Frage an Danyal Bayaz von Holger S. bezüglich Wirtschaft
Guten Morgen Herr Dr.Bayaz,
das "Gesetz zur weiteren Verkürzung des Restschuldbefreiungsverfahrens und zur Anpassung pandemiebedingter Vorschriften im Gesellschafts-, Genossenschafts-, Vereins- und Stiftungsrecht sowie im Miet- und Patenrecht" führt nach Expertenansichten (i.e. Prof. Römermann Berlin) faktisch zur Enteignung von Vermietern von Gewerbeimmobilien.
Wie haben Sie abgestimmt und wie ist Ihre Ansicht hierzu ? Danke.
Sehr geehrter Herr S.,
Die Fraktion BÜNDNIS 90/DIE GRÜNEN hat dem Gesetz zur weiteren Verkürzung des Restschuldbefreiungsverfahrens und zur Anpassung pandemiebedingter Vorschriften im Gesellschafts-, Genossenschafts-, Vereins- und Stiftungsrecht sowie im Miet- und Pachtrecht zugestimmt. Die Koalition hat mit den Regelungen im Miet- und Pachtrecht eine Forderung aufgegriffen, die die Grüne Fraktion bereits im September im Bundestag eingebracht hatte (BT-Drs. 19/22898).
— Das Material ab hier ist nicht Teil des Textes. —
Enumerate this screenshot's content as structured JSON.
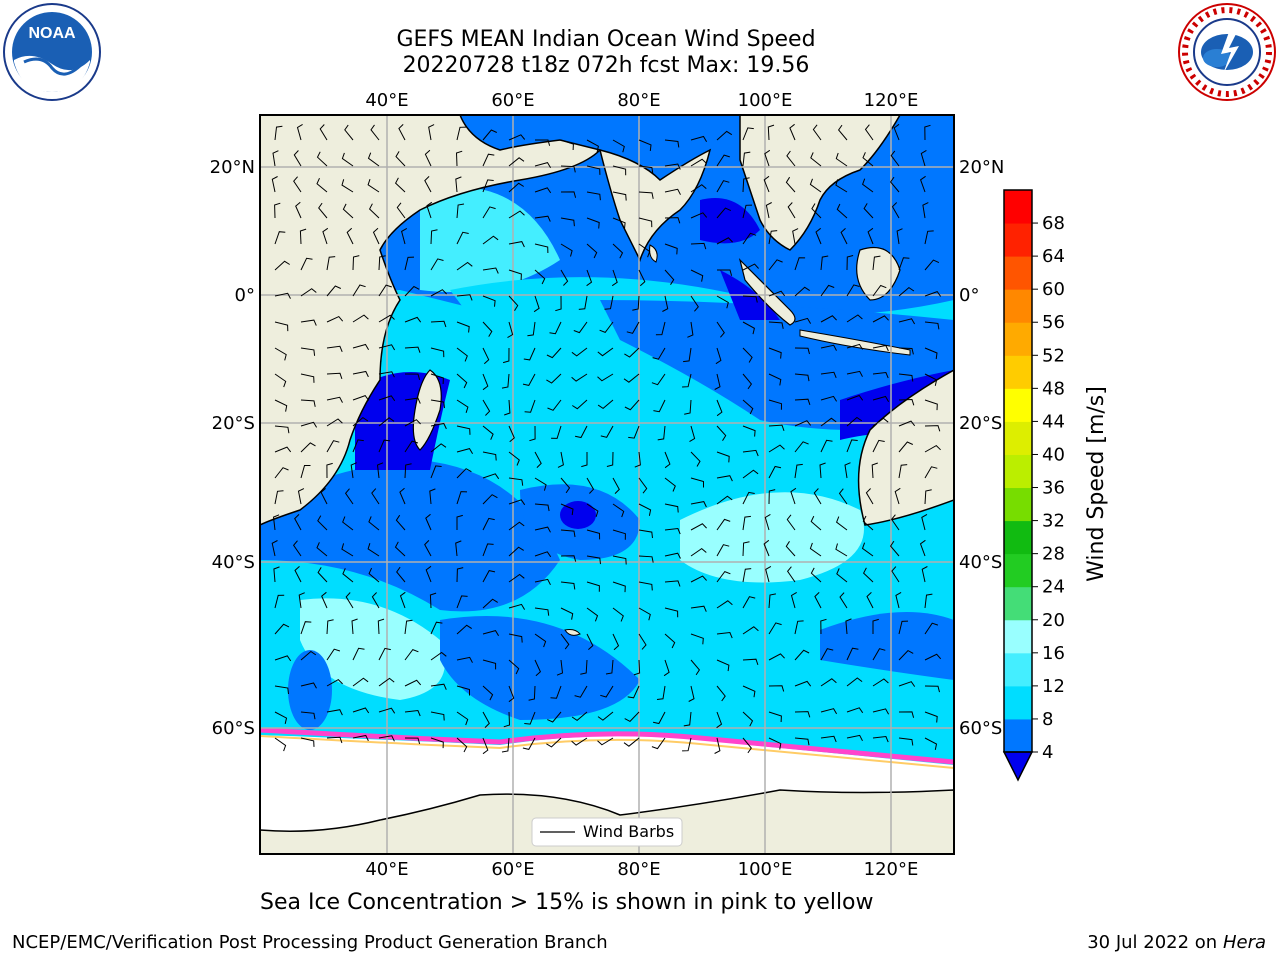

Das Thema wurde somit schon längere Zeit im Bundestag debattiert. Dass die Grüne Forderung von der Koalition aufgegriffen wurde, begrüßen wir.
In unserem Antrag fordern wir, dass Fälle von Betriebsschließungen und Nutzungsbeschränkungen aufgrund behördlicher Allgemeinverfügungen zur COVID-19-Bekämpfung als schwerwiegende Veränderung, der die Vertragsgrundlagen bildenden Umstände im Sinne des § 313 Absatz 1 BGB definiert werden, sodass auf diese Weise klargestellt ist, dass im Falle des Vorliegens der weiteren Voraussetzungen des § 313 BGB ein Anspruch auf Vertragsanpassung besteht. Darüber hinaus haben wir gefordert, dass Vermieterinnen, die ihre Immobilie mit einem Darlehen finanziert haben, im Fall der Vertragsanpassung das Recht haben, eine Anpassung der Darlehensverträge vorzunehmen. Diesen Vorschlag hat die Koalition jedoch nicht aufgegriffen.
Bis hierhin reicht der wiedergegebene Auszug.